Sigurd's Childhood and Youth

(continued)


[college yearbook photo]

Sigurd (shown above in the top row, third from left) entered Northland College in the fall of 1916, one of 45 freshmen. He was active in the YMCA, the glee club, and the quartet. He played football, but lost his varsity letter when he skipped practice and a game to go to the Fish Creek slough and watch migrating flocks of scaup pour out of a November storm.

[Sigurd and Kathryn Darke]The United States had entered World War I before Sigurd started his second and final year at Northland College in the fall of 1917. At 18 he was three years too young for the draft, but his older brother Kenneth enlisted in December. Sigurd, meanwhile, was assistant manager of the school newspaper, played second-string forward on the basketball team, and remained active in the YMCA and the glee club. Most notably, he got the starring role in the college production of Henrik Ibsen's A Doll's House. The photo at left shows him in his role as Torvald Helmer, standing next to Helmer's wife, Nora, played by Kathryn Darke. The play, perceived by many at the time as an attack on marriage and religion, portrayed a world in which most people traded their individuality for rote formulas of thought and behavior.
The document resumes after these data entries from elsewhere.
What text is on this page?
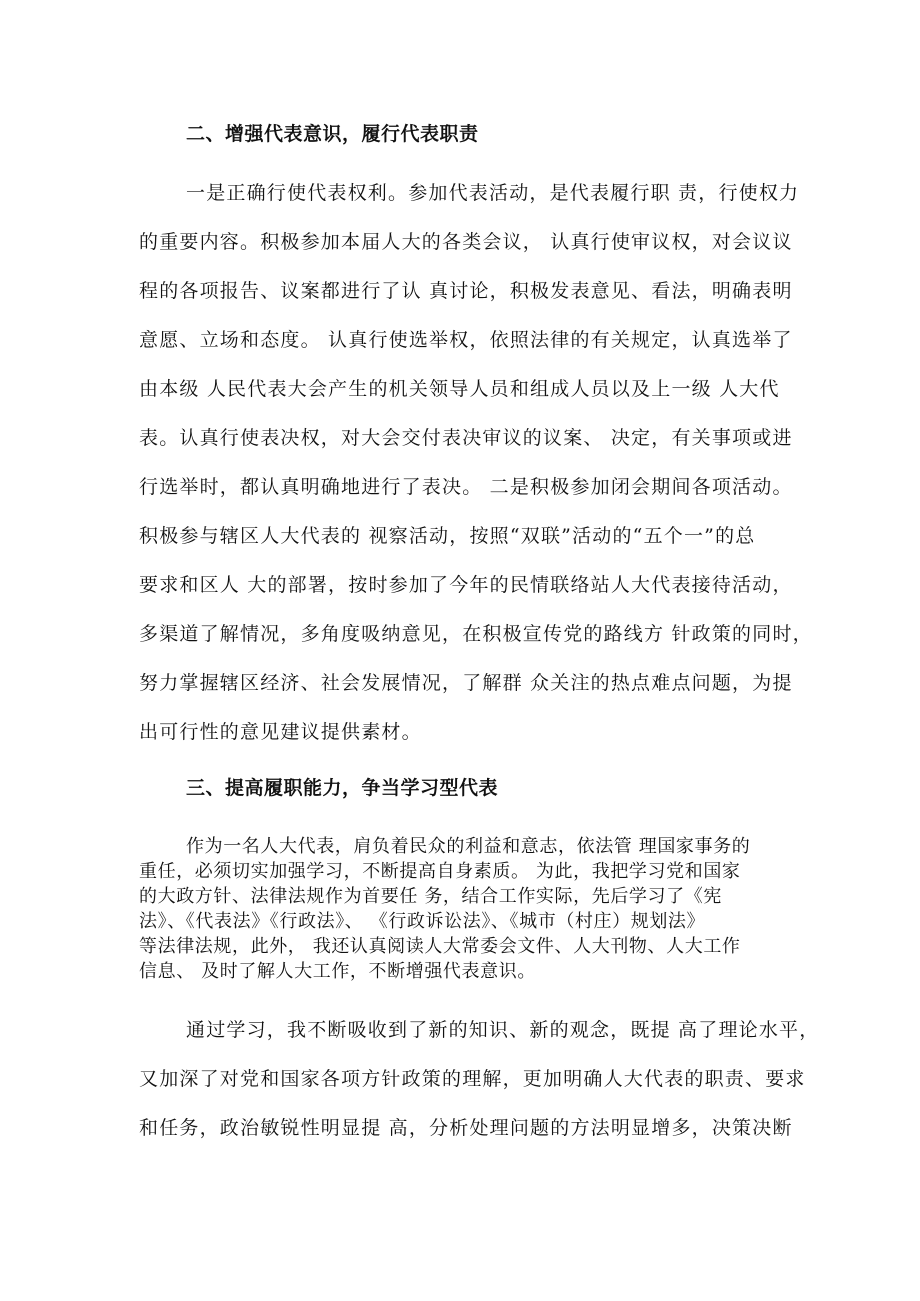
二、增强代表意识，履行代表职责
一是正确行使代表权利。参加代表活动，是代表履行职 责，行使权力
的重要内容。积极参加本届人大的各类会议， 认真行使审议权，对会议议
程的各项报告、议案都进行了认 真讨论，积极发表意见、看法，明确表明
意愿、立场和态度。 认真行使选举权，依照法律的有关规定，认真选举了
由本级 人民代表大会产生的机关领导人员和组成人员以及上一级 人大代
表。认真行使表决权，对大会交付表决审议的议案、 决定，有关事项或进
行选举时，都认真明确地进行了表决。 二是积极参加闭会期间各项活动。
积极参与辖区人大代表的 视察活动，按照“双联”活动的“五个一”的总
要求和区人 大的部署，按时参加了今年的民情联络站人大代表接待活动，
多渠道了解情况，多角度吸纳意见，在积极宣传党的路线方 针政策的同时，
努力掌握辖区经济、社会发展情况，了解群 众关注的热点难点问题，为提
出可行性的意见建议提供素材。
三、提高履职能力，争当学习型代表
作为一名人大代表，肩负着民众的利益和意志，依法管 理国家事务的
重任，必须切实加强学习，不断提高自身素质。 为此，我把学习党和国家
的大政方针、法律法规作为首要任 务，结合工作实际，先后学习了《宪
法》、《代表法》《行政法》、 《行政诉讼法》、《城市（村庄）规划法》
等法律法规，此外， 我还认真阅读人大常委会文件、人大刊物、人大工作
信息、 及时了解人大工作，不断增强代表意识。
通过学习，我不断吸收到了新的知识、新的观念，既提 高了理论水平，
又加深了对党和国家各项方针政策的理解，更加明确人大代表的职责、要求
和任务，政治敏锐性明显提 高，分析处理问题的方法明显增多，决策决断
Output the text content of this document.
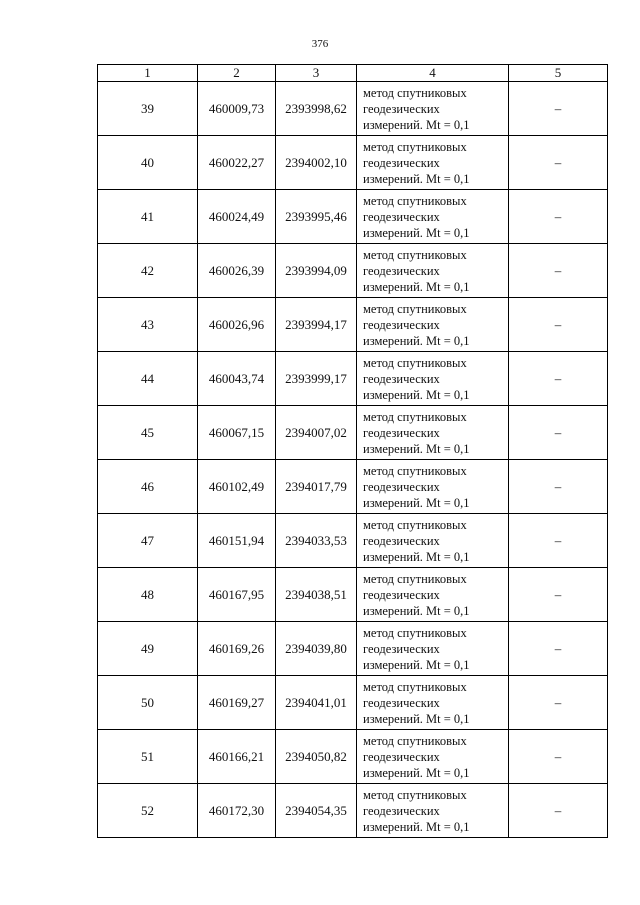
376
1	2	3	4	5
39	460009,73	2393998,62	метод спутниковых
геодезических
измерений. Mt = 0,1	–
40	460022,27	2394002,10	метод спутниковых
геодезических
измерений. Mt = 0,1	–
41	460024,49	2393995,46	метод спутниковых
геодезических
измерений. Mt = 0,1	–
42	460026,39	2393994,09	метод спутниковых
геодезических
измерений. Mt = 0,1	–
43	460026,96	2393994,17	метод спутниковых
геодезических
измерений. Mt = 0,1	–
44	460043,74	2393999,17	метод спутниковых
геодезических
измерений. Mt = 0,1	–
45	460067,15	2394007,02	метод спутниковых
геодезических
измерений. Mt = 0,1	–
46	460102,49	2394017,79	метод спутниковых
геодезических
измерений. Mt = 0,1	–
47	460151,94	2394033,53	метод спутниковых
геодезических
измерений. Mt = 0,1	–
48	460167,95	2394038,51	метод спутниковых
геодезических
измерений. Mt = 0,1	–
49	460169,26	2394039,80	метод спутниковых
геодезических
измерений. Mt = 0,1	–
50	460169,27	2394041,01	метод спутниковых
геодезических
измерений. Mt = 0,1	–
51	460166,21	2394050,82	метод спутниковых
геодезических
измерений. Mt = 0,1	–
52	460172,30	2394054,35	метод спутниковых
геодезических
измерений. Mt = 0,1	–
It may well have played a role in the crisis of faith Sigurd experienced a year later, a crisis that led to his rejection of the Baptist dogma taught to him by his parents. (For more details, see The Land Beyond the Rim: Sigurd Olson's Wilderness Theology.)

[yearbook photo]



Sigurd left Northland College, Ashland, and his youth behind him in the fall of 1918, when he entered the University of Wisconsin for his final two years of college.